Lief placed the straight edge of the knife across the map and using it as a ruler, drew a line between Dragon’s Nest and the Isle of the Dead. Then he moved the knife and ruled another line between Shadowgate and Del.

Everyone had crowded around now. The tale of the Four Sisters was being passed from hand to hand, and all those who had finished it were staring at the completed map, and at the lines Lief had drawn—the lines that crossed at the place marked ‘Hira’.

Danger … Fearful … Here …

‘Josef did not say “here”, but “Hira”,’ Lief breathed aloud. ‘The danger he was trying to warn me of was not the Sister of the South at all. It was an even greater peril, hidden in the centre of Deltora. In the City of the Rats.’

‘I have always wondered why the people were driven out of the City,’ Doom muttered. ‘The Shadow Lord could have enslaved them where they were, if he had wished. But now I see. He wanted the City for his own purpose.’

‘It was the place he wanted,’ Lief said. ‘The place where the Sister song lines would cross.’

Ranesh ran into the room, a paper in his hand. His face looked bleached. His eyes were wild.

‘There was something in Josef’s tunic!’ he panted. ‘It—’

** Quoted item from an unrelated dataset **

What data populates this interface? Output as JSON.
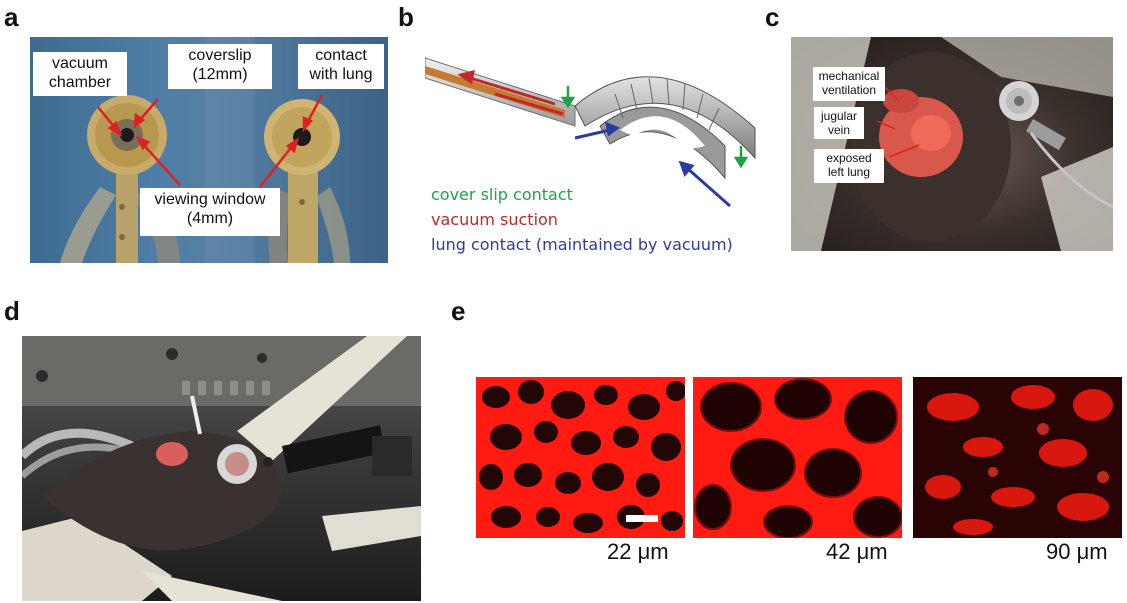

Then he saw the map fragments lying on the table and put his paper down beside them. As Lief had expected, it was a copy of Doran’s Dragon Territories map. The positions of all the Sisters had been marked, in Josef’s handwriting. And between them Josef had ruled the same lines that Lief had just drawn—lines crossing in the territory of the opal, at Hira, the City of the Rats.

Lief pressed his hands together, trying to stop his hands from trembling.

‘This was what Josef wanted me to see,’ he said. ‘He summoned me so urgently not to help me destroy the last Sister as I thought, and as Paff thought, too, but to stop me. He knew that if the voice of the last Sister was silenced, a terror worse than hunger would be unleashed upon Deltora.’

‘So now we know why the Sister of the South was so easily destroyed,’ Jasmine said quietly. ‘With the other three Sisters gone, and the Bone Point Light restored, the Shadow Lord’s game of starving us was all but over. He was impatient to spring his trap. He withdrew the last Sister’s power, and abandoned Paff to fight on alone.’